Господь, по молитвам Святителя Иоасафа, внял мольбе и подал исцеление. Уезжая, Епископ сказал: «Не я открывал крышку, не мне грешному и закрывать ее. Пусть все останется по-прежнему». (Сообщ. иеромонах Александро-Невской лавры о. Гавриил Стефановский).

В 1824 году, во время приезда своего в Белгород, Государь Император Александр I спускался в пещеру, где покоятся мощи Святителя Иоасафа, и служил панихиду, но на представление Преосвященного причислить Св. Иоасафа к лику святых не изъявил согласие. Надобно, чтобы ровно через год Император скончался 19 ноября, в день Преподобного Иоасафа, царевича Индийского, в который празднуется в Белгороде и тезоименитство Свят. Иоасафа Горленка (Русск. арх. 1880 г., III, стр. 289–290. Воспоминания Н. И. Шенига).

Не мало и других преданий сохранилось про Святителя Иоасафа.
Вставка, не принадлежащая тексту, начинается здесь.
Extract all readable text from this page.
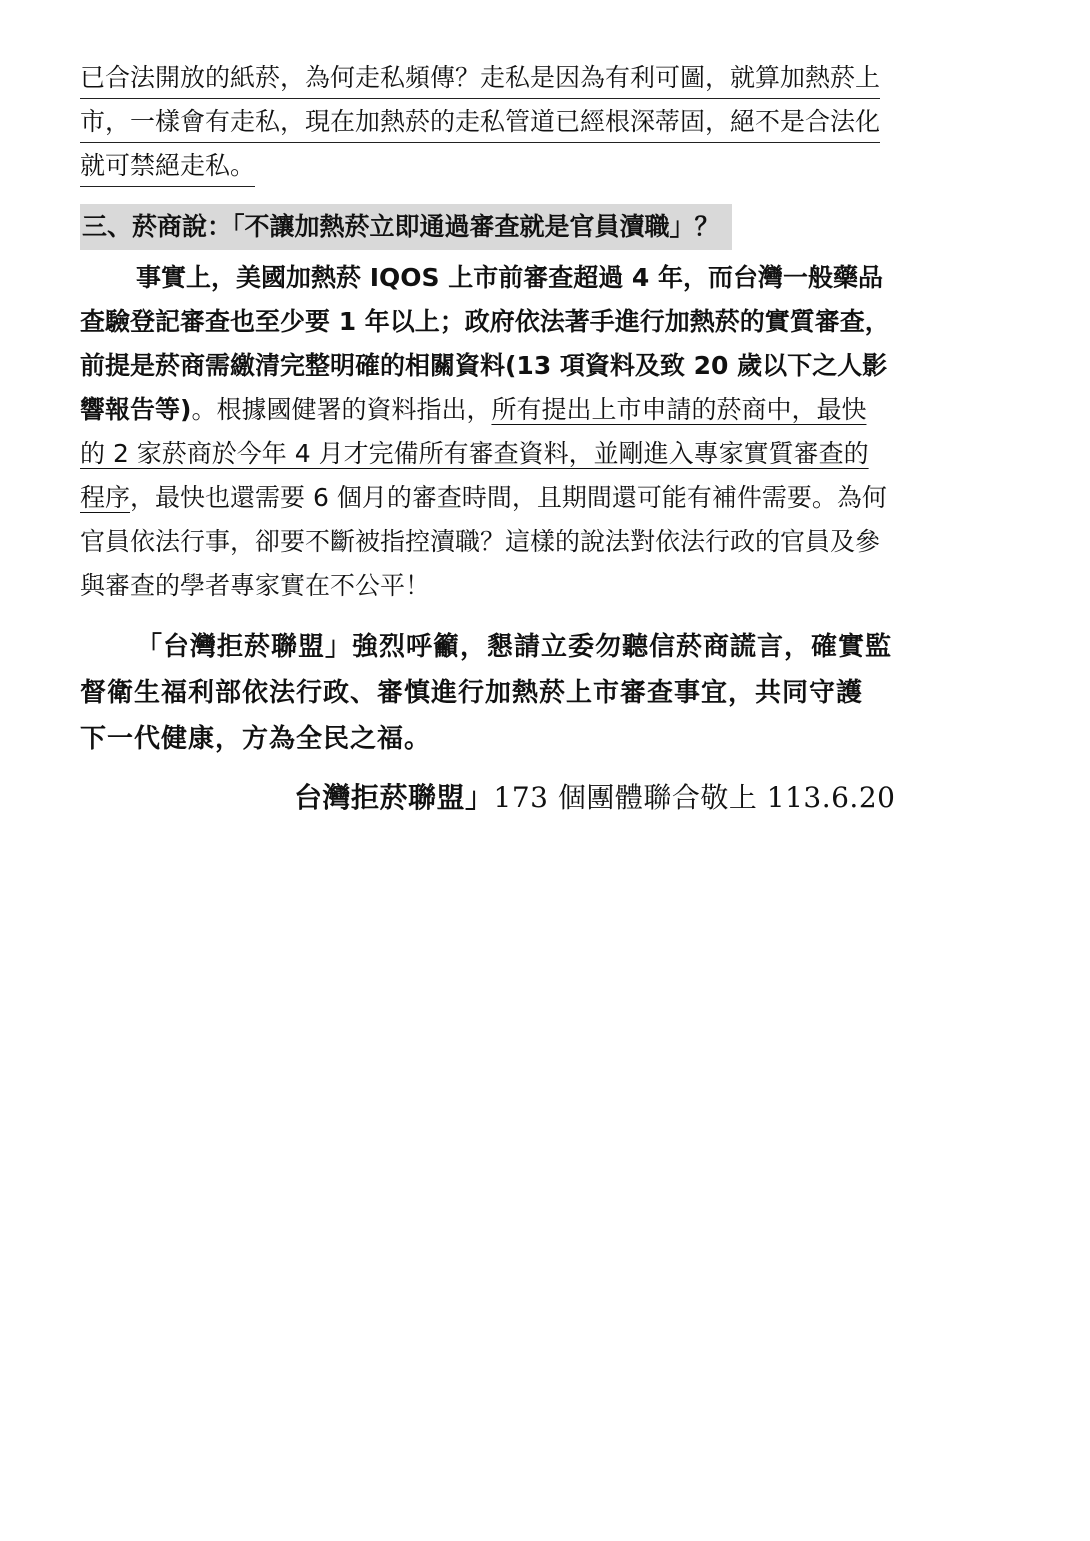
已合法開放的紙菸，為何走私頻傳？走私是因為有利可圖，就算加熱菸上
市，一樣會有走私，現在加熱菸的走私管道已經根深蒂固，絕不是合法化
就可禁絕走私。
三、菸商說：「不讓加熱菸立即通過審查就是官員瀆職」？
事實上，美國加熱菸 IQOS 上市前審查超過 4 年，而台灣一般藥品
查驗登記審查也至少要 1 年以上；政府依法著手進行加熱菸的實質審查，
前提是菸商需繳清完整明確的相關資料(13 項資料及致 20 歲以下之人影
響報告等)。根據國健署的資料指出，所有提出上市申請的菸商中，最快
的 2 家菸商於今年 4 月才完備所有審查資料，並剛進入專家實質審查的
程序，最快也還需要 6 個月的審查時間，且期間還可能有補件需要。為何
官員依法行事，卻要不斷被指控瀆職？這樣的說法對依法行政的官員及參
與審查的學者專家實在不公平！
「台灣拒菸聯盟」強烈呼籲，懇請立委勿聽信菸商謊言，確實監
督衛生福利部依法行政、審慎進行加熱菸上市審查事宜，共同守護
下一代健康，方為全民之福。
台灣拒菸聯盟」173 個團體聯合敬上 113.6.20
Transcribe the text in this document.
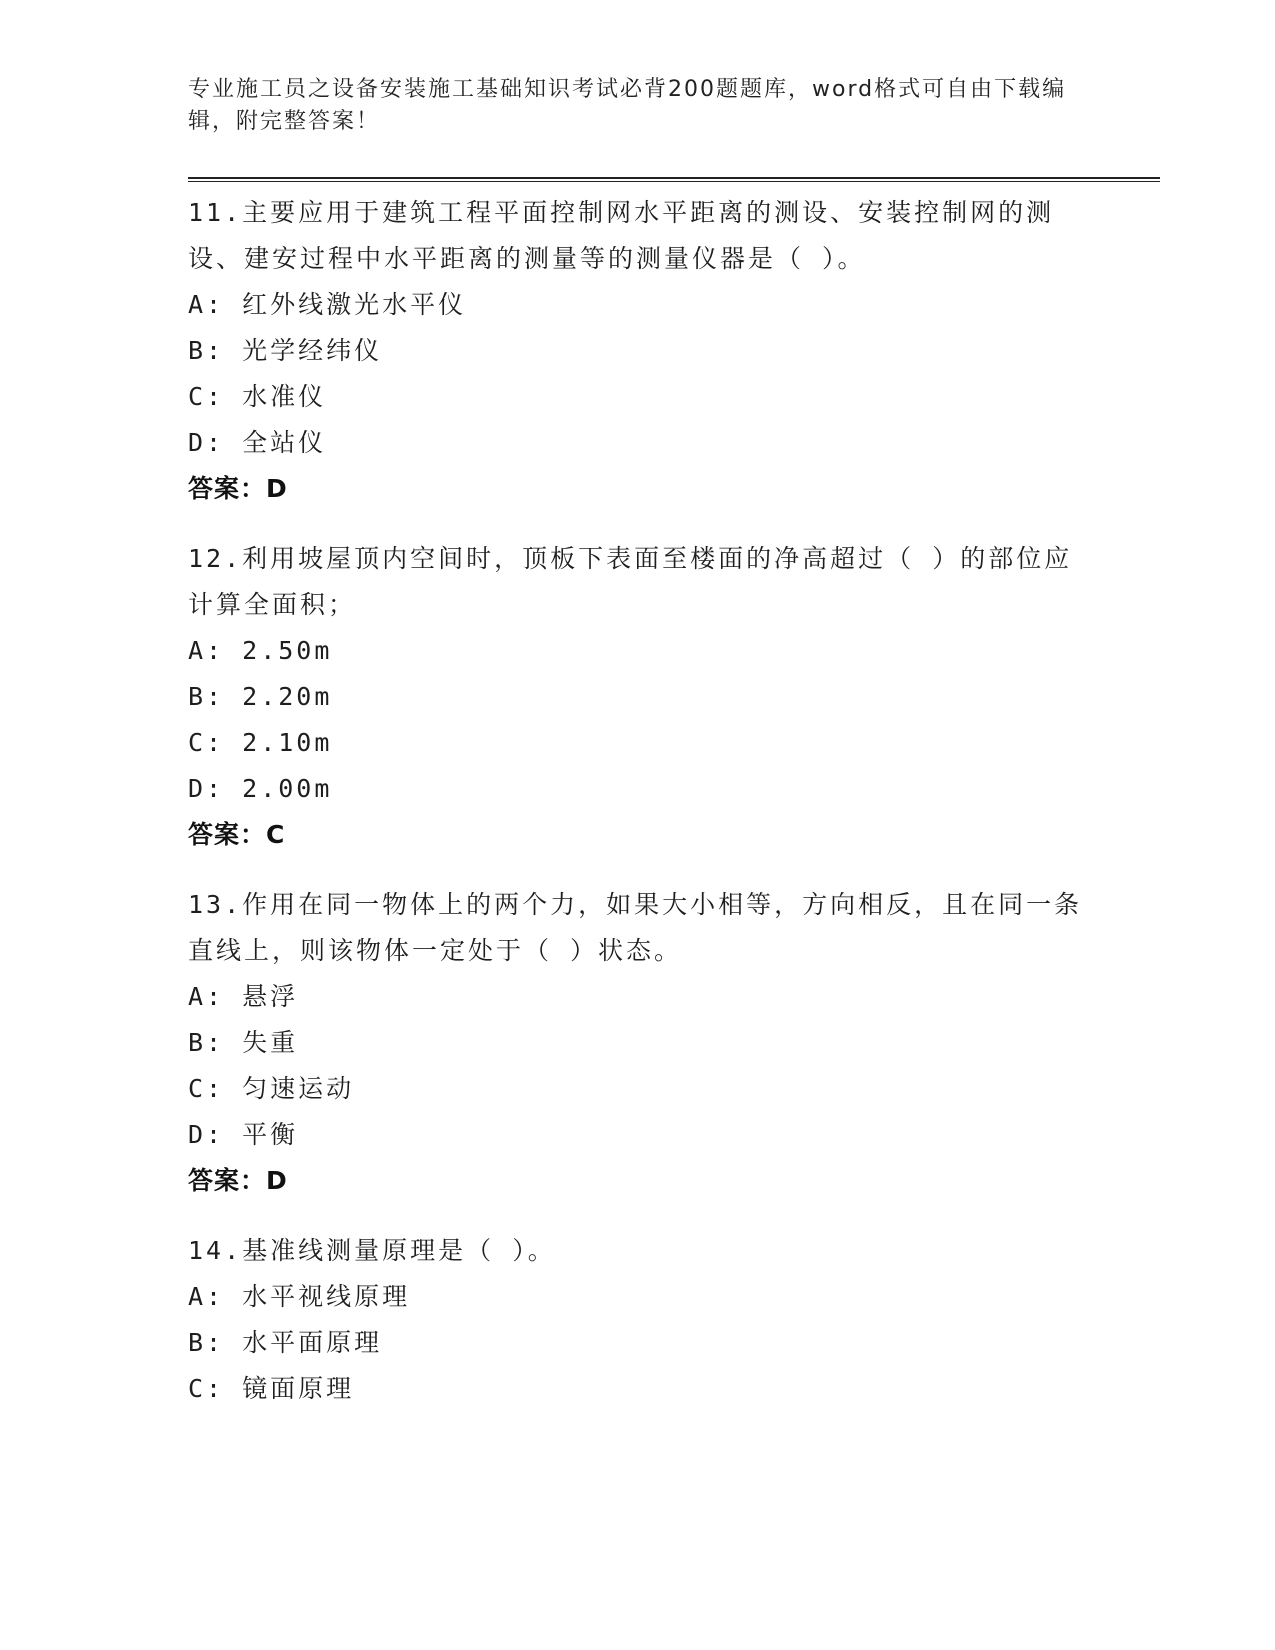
专业施工员之设备安装施工基础知识考试必背200题题库，word格式可自由下载编辑，附完整答案！
11.主要应用于建筑工程平面控制网水平距离的测设、安装控制网的测设、建安过程中水平距离的测量等的测量仪器是（ ）。
A: 红外线激光水平仪
B: 光学经纬仪
C: 水准仪
D: 全站仪
答案：D
12.利用坡屋顶内空间时，顶板下表面至楼面的净高超过（ ）的部位应计算全面积；
A: 2.50m
B: 2.20m
C: 2.10m
D: 2.00m
答案：C
13.作用在同一物体上的两个力，如果大小相等，方向相反，且在同一条直线上，则该物体一定处于（ ）状态。
A: 悬浮
B: 失重
C: 匀速运动
D: 平衡
答案：D
14.基准线测量原理是（ ）。
A: 水平视线原理
B: 水平面原理
C: 镜面原理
Священник села Петропавловки, Белгородского уезда, Курской губ., о. Николай Хлебников сообщает такое предание о Св. Иоасафе:

Петропавловка была загородной дачей Преосвященного Иоасафа. Дача эта была расположена на берегу р. Донца, на месте и доныне называемом Островом. Здесь на Острове (названном так потому, что грунт там насыпной и земля рыхлая) стоял раньше дом и небольшая деревянная церковь, немного далее был расположен скотный двор и вырыта квадратная сажанка для разведения рыб. Подле дома и церкви раскинулся небольших размеров сад, где прежде хоронили, нужно думать, монахов, ибо и доныне сохраняется там несколько надгробных плит. Многих из них, впрочем, уже не существует ибо они разобраны крестьянами. В эту загородную дачу на лето приезжал для отдыха Святитель Иоасаф. Время, свободное от молитвенных подвигов, Святитель любил посвящать наблюдению за полевыми работами, причем строго приказывал, чтобы женщины, имеющие грудных младенцев, не выходили бы на полевые работы. Предания о Св. Иоасафе, рисующие дивный облик Святителя, передаются из поколения в поколение, и Петропавловцы, до сего времени отзываются о Святителе, как о пастыре любвеобильном и сердечном. Каждый год, в мае месяце, они служат по нем панихиды всем обществом, и имя Святителя Иоасафа записано в синодике каждого прихожанина. Загородная дача была упразднена при епископе Феоктисте Мочульском. Церковь перенесена на средину села, где теперь и находится. В последнее время она была увеличена боковыми пристройками и украшена. Иконостас в ней большой, пятиярусный и обращает на себя всеобщее внимание прекрасной работой 21.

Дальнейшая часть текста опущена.